Ces mesures sont réclamées par une majorité d’États membres, ainsi que par les eurodéputés de droite et d’extrême droite, qui ont salué le vote par un tonnerre d’applaudissements dans l’hémicycle.
Il s’agit « d’une étape importante » pour donner à l’Europe une politique migratoire enfin plus crédible », a salué la cheffe du gouvernement italien, Giorgia Meloni, qui a fait de la lutte contre l’immigration irrégulière son cheval de bataille.
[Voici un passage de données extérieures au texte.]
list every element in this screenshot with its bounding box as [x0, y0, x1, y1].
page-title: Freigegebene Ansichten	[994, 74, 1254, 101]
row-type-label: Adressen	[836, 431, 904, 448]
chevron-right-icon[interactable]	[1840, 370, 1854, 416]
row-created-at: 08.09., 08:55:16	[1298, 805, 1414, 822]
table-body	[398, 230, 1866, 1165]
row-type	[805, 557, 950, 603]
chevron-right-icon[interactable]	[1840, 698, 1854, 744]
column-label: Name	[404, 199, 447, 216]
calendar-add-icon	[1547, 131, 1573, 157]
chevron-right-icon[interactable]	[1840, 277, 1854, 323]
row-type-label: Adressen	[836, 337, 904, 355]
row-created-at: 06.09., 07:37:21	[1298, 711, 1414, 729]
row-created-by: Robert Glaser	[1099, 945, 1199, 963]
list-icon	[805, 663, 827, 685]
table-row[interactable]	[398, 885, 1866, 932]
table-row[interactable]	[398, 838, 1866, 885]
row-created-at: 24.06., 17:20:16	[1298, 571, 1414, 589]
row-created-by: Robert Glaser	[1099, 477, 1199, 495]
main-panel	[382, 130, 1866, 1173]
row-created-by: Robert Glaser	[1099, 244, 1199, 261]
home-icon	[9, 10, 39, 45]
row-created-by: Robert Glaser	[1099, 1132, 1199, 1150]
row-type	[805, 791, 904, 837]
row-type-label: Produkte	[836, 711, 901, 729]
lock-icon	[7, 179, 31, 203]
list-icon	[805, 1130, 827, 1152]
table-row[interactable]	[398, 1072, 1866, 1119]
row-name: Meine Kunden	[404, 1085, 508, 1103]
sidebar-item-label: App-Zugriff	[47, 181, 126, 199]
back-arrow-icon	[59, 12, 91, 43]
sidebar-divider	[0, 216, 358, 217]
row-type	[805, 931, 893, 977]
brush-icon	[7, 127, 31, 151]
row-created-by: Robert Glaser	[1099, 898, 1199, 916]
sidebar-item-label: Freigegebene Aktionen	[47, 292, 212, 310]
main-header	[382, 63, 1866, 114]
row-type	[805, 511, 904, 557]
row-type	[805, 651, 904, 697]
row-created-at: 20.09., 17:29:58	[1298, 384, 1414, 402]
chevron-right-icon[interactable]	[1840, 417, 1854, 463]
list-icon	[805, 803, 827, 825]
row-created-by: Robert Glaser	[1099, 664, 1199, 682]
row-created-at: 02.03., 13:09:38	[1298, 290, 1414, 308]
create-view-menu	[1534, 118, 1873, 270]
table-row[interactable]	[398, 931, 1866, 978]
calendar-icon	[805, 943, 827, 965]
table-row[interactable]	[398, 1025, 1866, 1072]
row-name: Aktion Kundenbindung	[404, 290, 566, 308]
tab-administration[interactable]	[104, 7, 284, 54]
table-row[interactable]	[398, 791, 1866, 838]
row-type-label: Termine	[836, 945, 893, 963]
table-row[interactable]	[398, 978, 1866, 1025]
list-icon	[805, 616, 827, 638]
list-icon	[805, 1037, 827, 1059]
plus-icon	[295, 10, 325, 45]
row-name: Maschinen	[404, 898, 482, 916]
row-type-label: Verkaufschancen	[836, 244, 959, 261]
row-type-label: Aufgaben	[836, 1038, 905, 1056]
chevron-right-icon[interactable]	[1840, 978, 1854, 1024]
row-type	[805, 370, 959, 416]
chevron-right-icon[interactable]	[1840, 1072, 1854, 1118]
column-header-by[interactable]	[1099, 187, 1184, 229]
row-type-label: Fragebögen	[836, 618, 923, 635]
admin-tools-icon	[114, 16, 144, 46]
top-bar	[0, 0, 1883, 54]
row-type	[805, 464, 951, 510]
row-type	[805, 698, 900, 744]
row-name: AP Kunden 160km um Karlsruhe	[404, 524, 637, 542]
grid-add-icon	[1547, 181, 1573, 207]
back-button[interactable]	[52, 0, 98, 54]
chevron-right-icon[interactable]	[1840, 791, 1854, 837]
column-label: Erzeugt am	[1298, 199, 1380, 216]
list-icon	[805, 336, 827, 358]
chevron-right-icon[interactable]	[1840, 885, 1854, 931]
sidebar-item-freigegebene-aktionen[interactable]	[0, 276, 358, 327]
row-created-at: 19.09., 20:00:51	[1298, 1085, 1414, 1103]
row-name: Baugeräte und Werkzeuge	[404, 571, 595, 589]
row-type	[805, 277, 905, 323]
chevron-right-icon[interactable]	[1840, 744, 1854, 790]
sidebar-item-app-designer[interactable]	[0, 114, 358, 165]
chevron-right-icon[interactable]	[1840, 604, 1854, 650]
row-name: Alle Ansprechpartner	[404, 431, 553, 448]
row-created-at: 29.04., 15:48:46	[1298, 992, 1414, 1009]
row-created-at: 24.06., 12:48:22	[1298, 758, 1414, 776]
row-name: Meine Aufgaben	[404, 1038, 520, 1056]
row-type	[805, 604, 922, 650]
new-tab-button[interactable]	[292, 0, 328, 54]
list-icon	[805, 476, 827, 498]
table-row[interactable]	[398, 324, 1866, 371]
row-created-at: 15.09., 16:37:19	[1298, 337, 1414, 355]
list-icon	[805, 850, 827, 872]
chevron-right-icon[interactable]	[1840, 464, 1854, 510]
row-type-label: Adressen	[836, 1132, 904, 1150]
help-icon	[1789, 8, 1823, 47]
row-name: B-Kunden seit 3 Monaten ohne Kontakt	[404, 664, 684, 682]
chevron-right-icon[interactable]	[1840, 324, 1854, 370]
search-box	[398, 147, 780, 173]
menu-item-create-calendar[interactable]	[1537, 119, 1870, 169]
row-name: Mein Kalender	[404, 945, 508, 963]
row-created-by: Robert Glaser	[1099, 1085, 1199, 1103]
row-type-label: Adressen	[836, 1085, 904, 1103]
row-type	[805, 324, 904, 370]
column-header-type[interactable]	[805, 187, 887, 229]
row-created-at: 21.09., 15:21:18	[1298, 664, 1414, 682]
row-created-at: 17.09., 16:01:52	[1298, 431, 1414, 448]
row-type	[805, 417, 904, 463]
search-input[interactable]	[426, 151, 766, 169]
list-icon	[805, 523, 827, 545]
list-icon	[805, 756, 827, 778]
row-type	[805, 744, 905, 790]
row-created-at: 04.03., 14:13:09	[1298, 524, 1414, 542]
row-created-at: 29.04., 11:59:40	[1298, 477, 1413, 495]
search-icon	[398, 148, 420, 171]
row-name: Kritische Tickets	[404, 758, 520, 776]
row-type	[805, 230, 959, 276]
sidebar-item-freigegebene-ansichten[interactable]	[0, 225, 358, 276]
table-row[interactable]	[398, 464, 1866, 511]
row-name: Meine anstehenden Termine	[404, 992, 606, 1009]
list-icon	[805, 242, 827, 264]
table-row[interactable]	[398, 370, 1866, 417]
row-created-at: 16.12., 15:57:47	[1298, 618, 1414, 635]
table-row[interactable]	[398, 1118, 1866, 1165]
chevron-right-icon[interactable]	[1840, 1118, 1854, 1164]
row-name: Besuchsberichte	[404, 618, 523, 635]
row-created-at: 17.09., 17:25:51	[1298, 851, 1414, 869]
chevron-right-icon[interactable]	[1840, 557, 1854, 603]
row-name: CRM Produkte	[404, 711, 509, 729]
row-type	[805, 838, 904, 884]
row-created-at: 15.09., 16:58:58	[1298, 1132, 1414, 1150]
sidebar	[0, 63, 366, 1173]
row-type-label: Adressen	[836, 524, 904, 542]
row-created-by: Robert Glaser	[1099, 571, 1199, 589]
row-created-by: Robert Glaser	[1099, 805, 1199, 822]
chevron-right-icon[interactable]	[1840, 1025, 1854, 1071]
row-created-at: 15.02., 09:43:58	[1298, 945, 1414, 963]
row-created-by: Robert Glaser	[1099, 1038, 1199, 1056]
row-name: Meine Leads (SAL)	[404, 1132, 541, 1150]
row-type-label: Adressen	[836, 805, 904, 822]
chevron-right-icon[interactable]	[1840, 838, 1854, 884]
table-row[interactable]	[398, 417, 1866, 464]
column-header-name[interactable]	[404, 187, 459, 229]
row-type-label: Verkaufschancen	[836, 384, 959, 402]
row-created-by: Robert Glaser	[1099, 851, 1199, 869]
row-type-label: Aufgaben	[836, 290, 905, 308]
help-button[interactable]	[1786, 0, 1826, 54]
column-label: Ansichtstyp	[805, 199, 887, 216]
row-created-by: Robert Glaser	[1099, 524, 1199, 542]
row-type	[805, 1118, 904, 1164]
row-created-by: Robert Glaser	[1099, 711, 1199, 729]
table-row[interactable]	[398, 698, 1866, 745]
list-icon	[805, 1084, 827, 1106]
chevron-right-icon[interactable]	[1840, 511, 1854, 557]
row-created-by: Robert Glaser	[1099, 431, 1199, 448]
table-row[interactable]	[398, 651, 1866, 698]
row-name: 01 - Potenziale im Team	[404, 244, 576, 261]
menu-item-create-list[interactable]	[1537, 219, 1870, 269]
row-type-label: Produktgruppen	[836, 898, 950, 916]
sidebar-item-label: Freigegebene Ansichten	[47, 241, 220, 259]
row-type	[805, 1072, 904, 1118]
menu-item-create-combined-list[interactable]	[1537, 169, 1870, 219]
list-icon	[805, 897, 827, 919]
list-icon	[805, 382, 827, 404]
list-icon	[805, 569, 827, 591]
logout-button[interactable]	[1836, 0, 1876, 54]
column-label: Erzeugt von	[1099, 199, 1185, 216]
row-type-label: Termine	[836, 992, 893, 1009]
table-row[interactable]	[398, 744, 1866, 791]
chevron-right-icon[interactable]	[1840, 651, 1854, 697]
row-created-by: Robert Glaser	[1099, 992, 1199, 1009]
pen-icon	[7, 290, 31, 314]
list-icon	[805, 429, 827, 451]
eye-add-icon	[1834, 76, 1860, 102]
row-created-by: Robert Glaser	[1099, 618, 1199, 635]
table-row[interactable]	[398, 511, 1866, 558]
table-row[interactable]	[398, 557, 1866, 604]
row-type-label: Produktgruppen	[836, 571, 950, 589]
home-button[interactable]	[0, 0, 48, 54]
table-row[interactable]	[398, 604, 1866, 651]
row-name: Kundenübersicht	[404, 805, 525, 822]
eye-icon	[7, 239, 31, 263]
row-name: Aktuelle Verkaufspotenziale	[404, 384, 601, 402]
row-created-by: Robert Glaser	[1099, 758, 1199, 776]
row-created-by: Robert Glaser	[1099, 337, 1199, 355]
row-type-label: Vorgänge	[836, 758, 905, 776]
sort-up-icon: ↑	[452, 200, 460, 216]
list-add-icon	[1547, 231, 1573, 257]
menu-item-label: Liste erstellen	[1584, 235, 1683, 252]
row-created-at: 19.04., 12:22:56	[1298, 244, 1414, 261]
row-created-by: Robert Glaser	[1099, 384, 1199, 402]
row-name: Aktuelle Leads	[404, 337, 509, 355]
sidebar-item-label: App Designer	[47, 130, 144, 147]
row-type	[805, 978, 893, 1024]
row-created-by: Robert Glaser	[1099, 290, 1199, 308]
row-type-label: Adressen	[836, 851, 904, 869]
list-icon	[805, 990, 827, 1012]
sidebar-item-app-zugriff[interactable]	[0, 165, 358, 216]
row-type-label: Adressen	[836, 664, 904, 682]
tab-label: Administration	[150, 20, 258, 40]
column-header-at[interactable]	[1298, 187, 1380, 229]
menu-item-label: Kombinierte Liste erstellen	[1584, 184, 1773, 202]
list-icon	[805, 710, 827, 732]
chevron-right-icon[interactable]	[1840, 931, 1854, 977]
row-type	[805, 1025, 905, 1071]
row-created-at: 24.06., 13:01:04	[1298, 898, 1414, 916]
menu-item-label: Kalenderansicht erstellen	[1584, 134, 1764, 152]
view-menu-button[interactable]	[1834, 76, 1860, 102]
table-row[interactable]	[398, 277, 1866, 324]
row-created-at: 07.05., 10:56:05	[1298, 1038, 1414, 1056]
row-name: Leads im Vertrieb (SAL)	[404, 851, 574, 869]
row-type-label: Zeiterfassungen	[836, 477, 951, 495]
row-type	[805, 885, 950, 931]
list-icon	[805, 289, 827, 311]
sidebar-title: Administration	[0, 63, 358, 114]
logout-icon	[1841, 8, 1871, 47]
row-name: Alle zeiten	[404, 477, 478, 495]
Aujourd’hui, environ 20% des décisions d’expulsion prises au sein de l’Union européenne aboutissent réellement, une statistique très critiquée par les partisans d’une ligne migratoire plus ferme.
Sous pression pour serrer la vis, la Commission européenne a donc présenté il y a un an un texte visant à augmenter le nombre d’expulsions.
Ce dispositif a été validé jeudi matin par une grande majorité d’eurodéputés, et fait désormais l’objet de négociations finales à Bruxelles.
S’il est validé, ce texte autoriserait les États membres à ouvrir des centres pour migrants dans des pays en dehors de l’UE, pour y envoyer, et possiblement y détenir, des personnes dont la demande d’asile a été rejetée et qui font face à une obligation de quitter le territoire. Les fameux « hubs de retour ».